Carolina Catarino is a young Brazilian scientist who just won a Lush Prize for improving lab-grown skin models.
When Carolina Catarino was a teenager, she wanted to be a fashion designer. But her parents, living in the southern Brazilian city of Curitiba, told her she had to complete a university degree before heading off to fashion school. Catarino began a bio-engineering degree, and soon found herself doing an internship at L’Oréal in Paris, testing cosmetics on lab-grow skin models. The work was thrilling, since she realized she could be in the fashion world as a scientist, which felt like a perfect fit. (And her parents were happy.)
Catarino told me this story over lunch in London, England, this past week. She was one of eight recipients of a Young Researchers Award, each worth ￡10,000, which is part of the 2017 Lush Prize awarded by Lush Cosmetics for innovations in the fight against animal testing. Her particular project, based at the Rensselaer Polytechnic Institute in Troy, New York, is described in the Lush Prize handbook as “animal-free approaches for engineering physiologically relevant humanized skin models using 3D bioprinting technology,” which Catarino explained to me in lay terms. She focuses on improving reconstructed skin models in three key ways:
1. REPLACING THE ANIMAL COMPONENTS IN SKIN MODELS WITH HUMAN-DERIVED SOURCES
Most skin models are grown from animal-derived scaffold materials, such as rat tail, mouse or bovine sources, but these models are not as complex as real skin, nor contain all the cells found in human skin. Catarino said, “We are trying to use human derived sources as a way to get away from using animals,” which is hugely important to Lush’s ongoing fight against animal testing.
2. IMPROVING THE COMPLEXITY OF SKIN MODELS
Catarino and her team are trying to increase the number of molecules in reconstructed skin models. They are adding proteins, which are key to maintaining the skin; increasing the number of cells to analyze exposure to sunlight; and adding vasculature (blood vessels), which can be used for regenerative medicine and for creating skin grafts.

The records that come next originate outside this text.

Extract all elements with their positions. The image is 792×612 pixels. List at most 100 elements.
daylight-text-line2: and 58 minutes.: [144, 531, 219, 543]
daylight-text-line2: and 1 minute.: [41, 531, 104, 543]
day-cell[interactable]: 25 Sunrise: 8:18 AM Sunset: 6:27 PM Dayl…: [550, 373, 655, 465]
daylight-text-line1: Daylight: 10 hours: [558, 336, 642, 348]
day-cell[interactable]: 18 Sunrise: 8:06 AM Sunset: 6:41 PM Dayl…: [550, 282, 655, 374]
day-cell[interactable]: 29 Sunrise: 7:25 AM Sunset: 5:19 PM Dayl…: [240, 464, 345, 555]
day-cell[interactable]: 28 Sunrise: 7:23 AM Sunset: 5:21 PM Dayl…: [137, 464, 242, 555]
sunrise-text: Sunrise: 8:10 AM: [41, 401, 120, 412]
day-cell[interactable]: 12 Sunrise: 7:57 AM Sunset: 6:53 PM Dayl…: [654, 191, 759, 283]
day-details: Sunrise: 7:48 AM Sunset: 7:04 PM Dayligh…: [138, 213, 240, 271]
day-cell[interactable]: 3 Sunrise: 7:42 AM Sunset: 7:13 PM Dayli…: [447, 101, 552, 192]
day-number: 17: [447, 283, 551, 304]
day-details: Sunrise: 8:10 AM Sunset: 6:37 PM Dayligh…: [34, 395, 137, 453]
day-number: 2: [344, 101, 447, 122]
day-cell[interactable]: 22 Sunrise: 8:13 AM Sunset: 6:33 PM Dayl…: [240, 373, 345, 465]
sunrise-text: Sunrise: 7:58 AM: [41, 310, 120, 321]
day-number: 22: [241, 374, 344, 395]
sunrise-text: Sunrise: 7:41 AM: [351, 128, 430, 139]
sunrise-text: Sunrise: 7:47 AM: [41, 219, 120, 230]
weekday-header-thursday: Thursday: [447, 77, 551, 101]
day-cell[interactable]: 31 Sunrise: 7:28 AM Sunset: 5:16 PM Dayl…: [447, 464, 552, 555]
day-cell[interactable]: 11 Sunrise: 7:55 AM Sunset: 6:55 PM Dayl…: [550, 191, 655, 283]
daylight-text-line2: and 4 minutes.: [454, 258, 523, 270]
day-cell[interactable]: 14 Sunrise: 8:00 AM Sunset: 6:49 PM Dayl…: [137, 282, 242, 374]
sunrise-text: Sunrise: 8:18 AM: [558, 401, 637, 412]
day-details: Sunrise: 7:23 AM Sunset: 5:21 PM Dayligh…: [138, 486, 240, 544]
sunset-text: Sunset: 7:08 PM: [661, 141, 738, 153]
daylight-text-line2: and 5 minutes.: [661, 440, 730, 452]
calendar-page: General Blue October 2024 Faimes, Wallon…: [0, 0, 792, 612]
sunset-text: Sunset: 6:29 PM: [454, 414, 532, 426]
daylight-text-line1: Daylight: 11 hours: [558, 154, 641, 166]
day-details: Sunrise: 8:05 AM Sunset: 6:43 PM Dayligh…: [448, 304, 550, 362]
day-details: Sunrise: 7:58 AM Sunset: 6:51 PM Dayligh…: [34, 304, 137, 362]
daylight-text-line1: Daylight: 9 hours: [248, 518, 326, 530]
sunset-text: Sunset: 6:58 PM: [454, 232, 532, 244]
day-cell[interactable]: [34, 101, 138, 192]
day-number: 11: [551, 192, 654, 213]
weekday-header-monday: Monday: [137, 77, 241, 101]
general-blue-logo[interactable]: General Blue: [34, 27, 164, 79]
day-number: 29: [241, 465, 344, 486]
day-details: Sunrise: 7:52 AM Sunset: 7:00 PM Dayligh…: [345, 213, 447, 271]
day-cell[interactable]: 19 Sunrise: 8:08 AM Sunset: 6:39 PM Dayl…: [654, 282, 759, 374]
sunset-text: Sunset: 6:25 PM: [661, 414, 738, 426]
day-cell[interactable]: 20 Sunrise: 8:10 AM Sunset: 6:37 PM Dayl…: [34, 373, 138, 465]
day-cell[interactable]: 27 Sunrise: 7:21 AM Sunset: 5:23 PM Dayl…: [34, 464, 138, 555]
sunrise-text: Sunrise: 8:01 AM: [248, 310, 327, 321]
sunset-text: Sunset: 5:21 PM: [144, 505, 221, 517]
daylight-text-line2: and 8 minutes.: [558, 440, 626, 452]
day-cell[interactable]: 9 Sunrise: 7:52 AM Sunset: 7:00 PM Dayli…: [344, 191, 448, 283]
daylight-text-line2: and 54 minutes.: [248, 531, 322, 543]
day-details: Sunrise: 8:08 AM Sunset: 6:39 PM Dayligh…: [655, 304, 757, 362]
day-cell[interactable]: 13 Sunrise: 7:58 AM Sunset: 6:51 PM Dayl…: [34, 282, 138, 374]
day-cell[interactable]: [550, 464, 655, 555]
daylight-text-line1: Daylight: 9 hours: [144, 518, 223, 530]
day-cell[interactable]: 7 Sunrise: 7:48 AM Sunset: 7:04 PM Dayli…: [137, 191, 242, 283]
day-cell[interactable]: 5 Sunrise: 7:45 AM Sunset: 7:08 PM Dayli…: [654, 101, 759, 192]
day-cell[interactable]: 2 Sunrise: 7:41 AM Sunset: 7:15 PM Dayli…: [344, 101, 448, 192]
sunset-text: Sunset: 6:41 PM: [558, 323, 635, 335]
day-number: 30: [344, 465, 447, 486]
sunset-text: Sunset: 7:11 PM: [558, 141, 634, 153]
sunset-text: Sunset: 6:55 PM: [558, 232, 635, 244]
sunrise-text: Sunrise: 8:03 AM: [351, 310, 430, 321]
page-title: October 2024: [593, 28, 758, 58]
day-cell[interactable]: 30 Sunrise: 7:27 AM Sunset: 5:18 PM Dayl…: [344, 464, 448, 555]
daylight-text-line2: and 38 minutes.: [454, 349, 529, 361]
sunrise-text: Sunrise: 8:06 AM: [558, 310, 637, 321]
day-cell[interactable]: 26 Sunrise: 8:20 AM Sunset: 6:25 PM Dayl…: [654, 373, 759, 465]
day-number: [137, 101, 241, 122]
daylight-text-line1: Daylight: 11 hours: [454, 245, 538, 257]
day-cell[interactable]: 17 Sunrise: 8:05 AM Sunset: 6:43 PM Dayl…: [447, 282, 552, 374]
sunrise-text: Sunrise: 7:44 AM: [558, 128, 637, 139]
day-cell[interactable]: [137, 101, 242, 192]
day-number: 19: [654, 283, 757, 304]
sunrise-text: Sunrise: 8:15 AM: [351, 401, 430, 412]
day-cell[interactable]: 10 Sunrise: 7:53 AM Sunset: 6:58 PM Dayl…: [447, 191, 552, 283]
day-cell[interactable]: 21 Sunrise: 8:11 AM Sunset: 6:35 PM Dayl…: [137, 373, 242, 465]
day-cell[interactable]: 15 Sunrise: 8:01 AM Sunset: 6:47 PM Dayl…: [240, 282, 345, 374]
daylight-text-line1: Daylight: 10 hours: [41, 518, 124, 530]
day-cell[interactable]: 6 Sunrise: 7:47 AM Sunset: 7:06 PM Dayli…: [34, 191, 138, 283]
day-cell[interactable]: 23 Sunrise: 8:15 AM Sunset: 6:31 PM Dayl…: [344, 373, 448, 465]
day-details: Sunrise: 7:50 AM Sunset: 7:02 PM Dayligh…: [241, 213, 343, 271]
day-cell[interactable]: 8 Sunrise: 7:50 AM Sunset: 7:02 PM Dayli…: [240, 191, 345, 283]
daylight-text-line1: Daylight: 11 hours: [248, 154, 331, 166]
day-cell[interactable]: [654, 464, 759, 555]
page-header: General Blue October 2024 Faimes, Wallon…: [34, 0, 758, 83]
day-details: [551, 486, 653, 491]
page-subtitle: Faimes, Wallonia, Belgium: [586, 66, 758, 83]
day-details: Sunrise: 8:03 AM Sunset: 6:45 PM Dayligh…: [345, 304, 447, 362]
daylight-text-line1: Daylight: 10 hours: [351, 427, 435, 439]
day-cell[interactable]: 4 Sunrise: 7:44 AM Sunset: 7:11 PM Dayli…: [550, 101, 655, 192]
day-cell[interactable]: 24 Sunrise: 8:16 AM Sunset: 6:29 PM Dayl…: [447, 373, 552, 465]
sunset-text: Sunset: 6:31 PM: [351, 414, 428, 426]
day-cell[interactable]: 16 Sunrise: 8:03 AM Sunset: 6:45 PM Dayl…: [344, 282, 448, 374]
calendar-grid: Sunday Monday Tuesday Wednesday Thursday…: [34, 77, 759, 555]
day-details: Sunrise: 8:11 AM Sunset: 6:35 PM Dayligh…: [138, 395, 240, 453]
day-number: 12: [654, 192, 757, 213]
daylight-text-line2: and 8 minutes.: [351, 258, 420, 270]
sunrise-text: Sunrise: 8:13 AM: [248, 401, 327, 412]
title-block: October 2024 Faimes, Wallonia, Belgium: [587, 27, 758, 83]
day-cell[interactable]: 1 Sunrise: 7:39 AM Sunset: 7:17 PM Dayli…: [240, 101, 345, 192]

3. ADDING HAIR FOLLICLE STRUCTURES TO SKIN MODELS
This is the focal point of Catarino’s work. The technology does not yet exist to create the actual hair fiber, but she is working to add the follicular structures, like channels, to skin models for chemical testing, since they’re an important entry point for substances. The absence of these channels is a major problem:
Currently companies test on the skin barrier to see what a product will do, but our skin is full of holes where follicles grow. These are a great place for substances to penetrate. Some molecules don’t pass through skin, but they go through hair follicles. So, all our testing models don’t have these channels, and yet we assume they’re reliable. Recreating these channels will provide a more realistic view of substances’ effects.